労働安全衛生法が危険な作業を拒否する権利を明確に保障していなくても、ほとんどの国の一般的な法律は自らの生命を守る権利を保護している。この権利は職場に入ったら消えるわけではない。管轄区域の法律に詳しい人に確認すること。
労働協約
労働協約を確認しなければならない。多くの労働協約が、危険な作業を拒否または中止する権利に言及している。多くの場合、この権利を行使するための厳格な手続きも明記される。その手続きをよく理解して厳密に従い、懲戒処分や解雇から身を守らなければならない。
結論
労働法や労働協約の解釈にあたって使用者と労働者の意見が一致しない場合、原則は、現時点では遵守して後日苦情を申し立てることである。この助言は、「労働仲裁人や裁判官がその後労働者に有利な判決を下せば適切な救済措置を適用できる」という考えに基づいて、当面の懲戒処分や解雇から労働者を保護するのに役立つ。
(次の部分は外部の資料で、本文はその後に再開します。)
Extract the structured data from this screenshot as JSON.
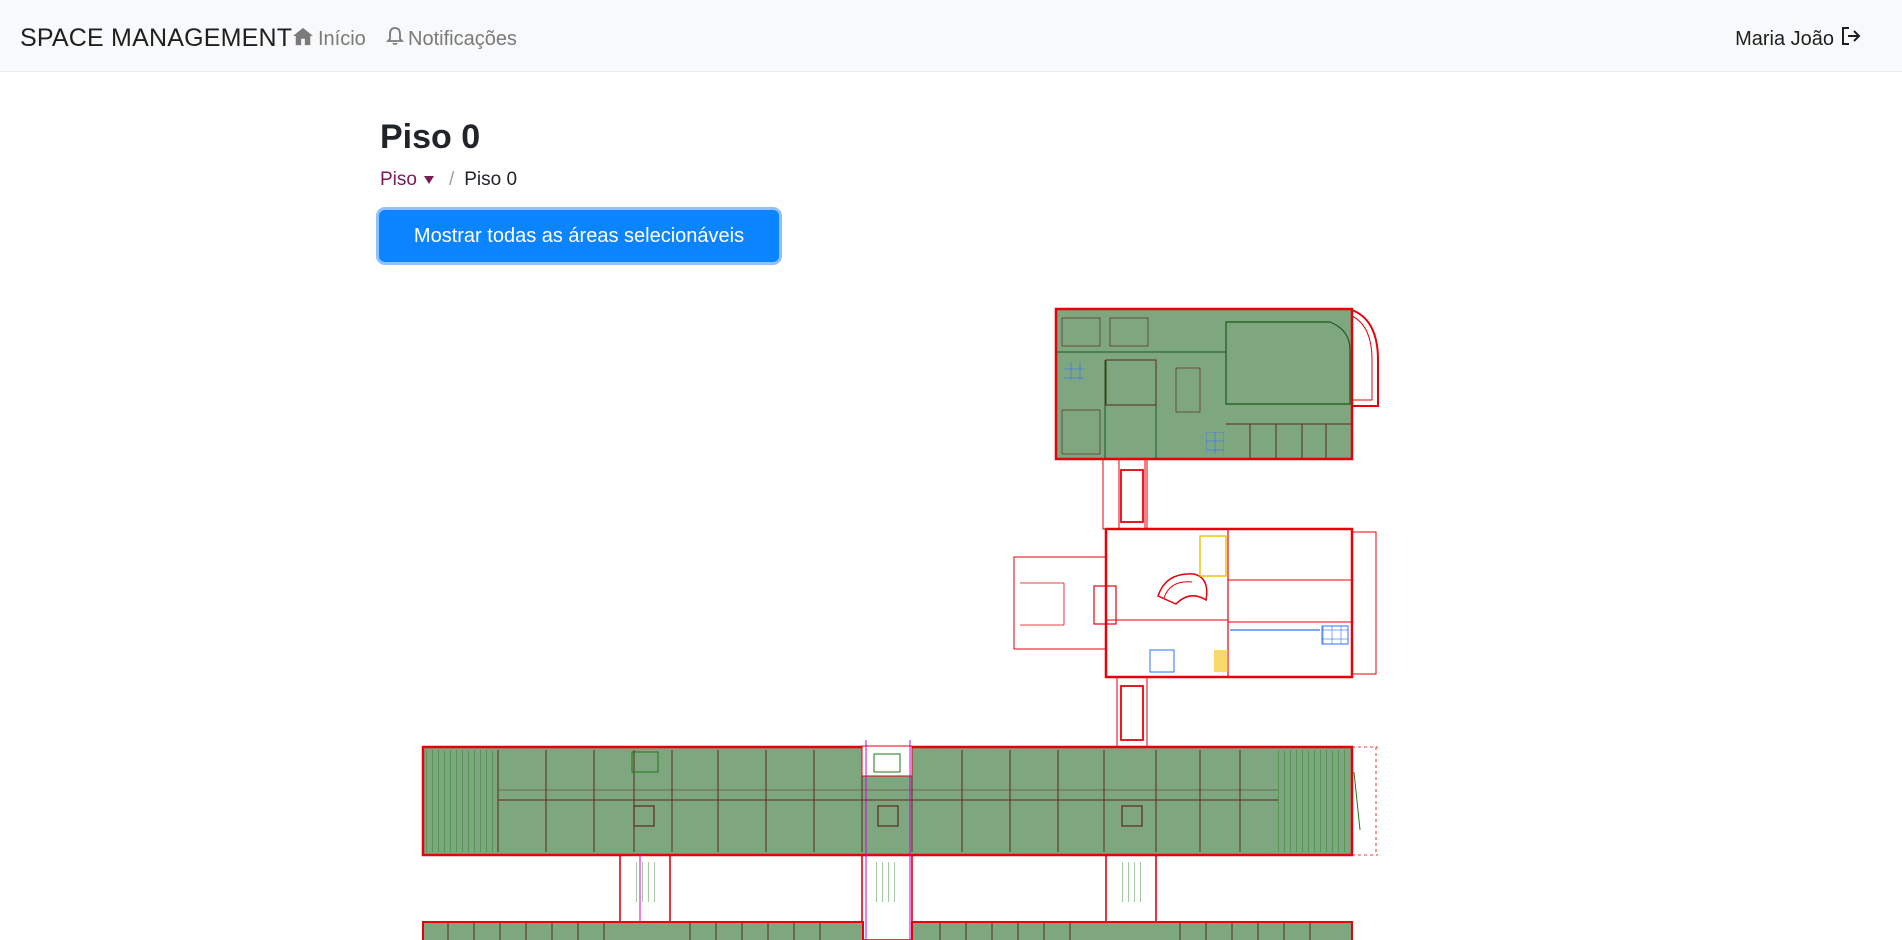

逸失賃金が支払われ、労働者が正当な職務に復帰し、侮辱的待遇が補償される可能性がある。
しかし労働安全衛生の場合は、この原則を適用することができない。生命や健康が失われれば、それを取り戻すために仲裁人が課すことのできる救済策はない。
危険または不健康な作業を拒否または中止する権利は、法律や労働協約で自動的に保障されるわけではない。すべての人権と同様に、その権利を要求するとき、私たちは道徳的権限を主張しているのである。それは勝ち取らなければならない権利であり、さもなければ健康や生命と一緒に失うことになる。
労働組合が「危険な作業を拒否する権利がある」と言うのは、そういう意味なのである。
権利を墓場まで持って行ってはならない。